Many investors have utilized passive index-based exchange traded funds to garner broad long-term positions. Nevertheless, traders can also use different types of relative strength and tactical rotation strategies to capture short-term opportunities and improve an ETF portfolio’s performance.
On the recent webcast, Getting Active with ETFs, Tom Dorsey, founder of Dorsey Wright & Associates, explains how stocks, sectors and asset classes can move in and out of favor. Consequently, investors can track relative strength indicators to jump on markets gaining momentum and try to ditch those that are becoming overcrowded.
“Stocks with the best momentum outperformed those with the worst momentum, both in absolute terms and relative to the entire equity market,” Dorsey said.

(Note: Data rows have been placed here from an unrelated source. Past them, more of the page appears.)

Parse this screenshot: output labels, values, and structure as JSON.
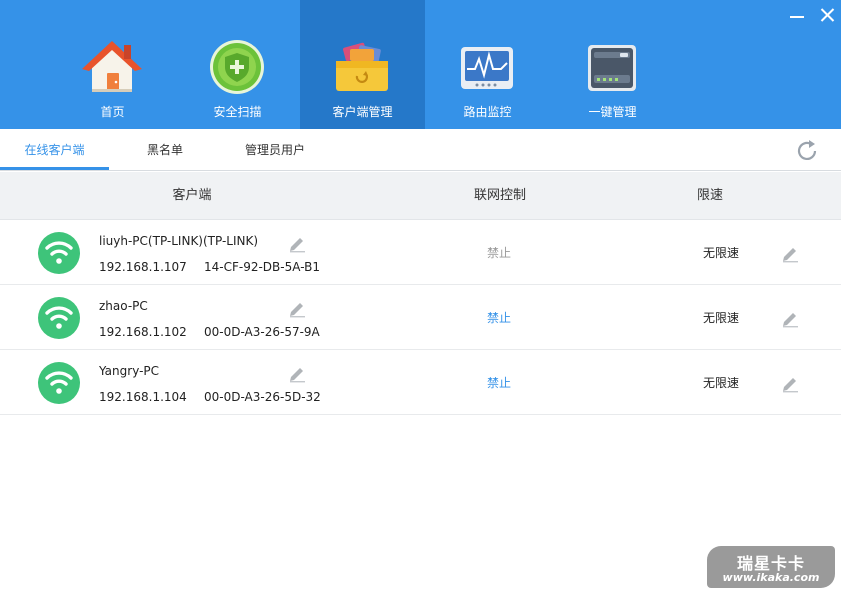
{
  "window": {
    "minimize_label": "",
    "close_label": ""
  },
  "nav": {
    "items": [
      {
        "label": "首页",
        "icon": "home-icon"
      },
      {
        "label": "安全扫描",
        "icon": "shield-plus-icon"
      },
      {
        "label": "客户端管理",
        "icon": "client-box-icon",
        "active": true
      },
      {
        "label": "路由监控",
        "icon": "monitor-chart-icon"
      },
      {
        "label": "一键管理",
        "icon": "router-device-icon"
      }
    ]
  },
  "tabs": {
    "items": [
      {
        "label": "在线客户端",
        "active": true
      },
      {
        "label": "黑名单"
      },
      {
        "label": "管理员用户"
      }
    ]
  },
  "table": {
    "headers": {
      "client": "客户端",
      "network": "联网控制",
      "speed": "限速"
    },
    "rows": [
      {
        "name": "liuyh-PC(TP-LINK)(TP-LINK)",
        "ip": "192.168.1.107",
        "mac": "14-CF-92-DB-5A-B1",
        "control": "禁止",
        "control_state": "disabled",
        "speed": "无限速"
      },
      {
        "name": "zhao-PC",
        "ip": "192.168.1.102",
        "mac": "00-0D-A3-26-57-9A",
        "control": "禁止",
        "control_state": "link",
        "speed": "无限速"
      },
      {
        "name": "Yangry-PC",
        "ip": "192.168.1.104",
        "mac": "00-0D-A3-26-5D-32",
        "control": "禁止",
        "control_state": "link",
        "speed": "无限速"
      }
    ]
  },
  "watermark": {
    "title": "瑞星卡卡",
    "url": "www.ikaka.com"
  },
  "colors": {
    "header_blue": "#3592e8",
    "active_nav": "#2578c9",
    "wifi_green": "#3ec47a",
    "link_blue": "#3592e8"
  }
}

Using the relative strength index, investors can identify areas with positive forward momentum. Relative strength essentially measures a stock’s performance in relation to its peers.
“Relative strength is a means for identifying market leadership,” Dorsey added.
With more financial advisors seeking a way to adapt to shifting conditions, many may use relative strength as another tool in their investment tool kit. According to a recent ETF Trends and RIA Database survey, the majority of Financial Advisors do implement some sort of tactical, short-term strategy.
Additionally, as market conditions change, investors can also rotate strategies to potentially maximize portfolio returns. We are now more likely to enter a period of steady market conditions after the strong bull rally. Consequently, ETF investors may consider a covered call strategy for the conditions ahead.
For instance, the Horizons S&P 500 Covered Call ETF (NYSEArca: HSPX) uses covered calls with S&P 500 securities, and the Horizons Financial Select Sector Covered Call ETF (NYSEArca: HFIN) tracks the S&P Financial Select Sector Covered Call Index.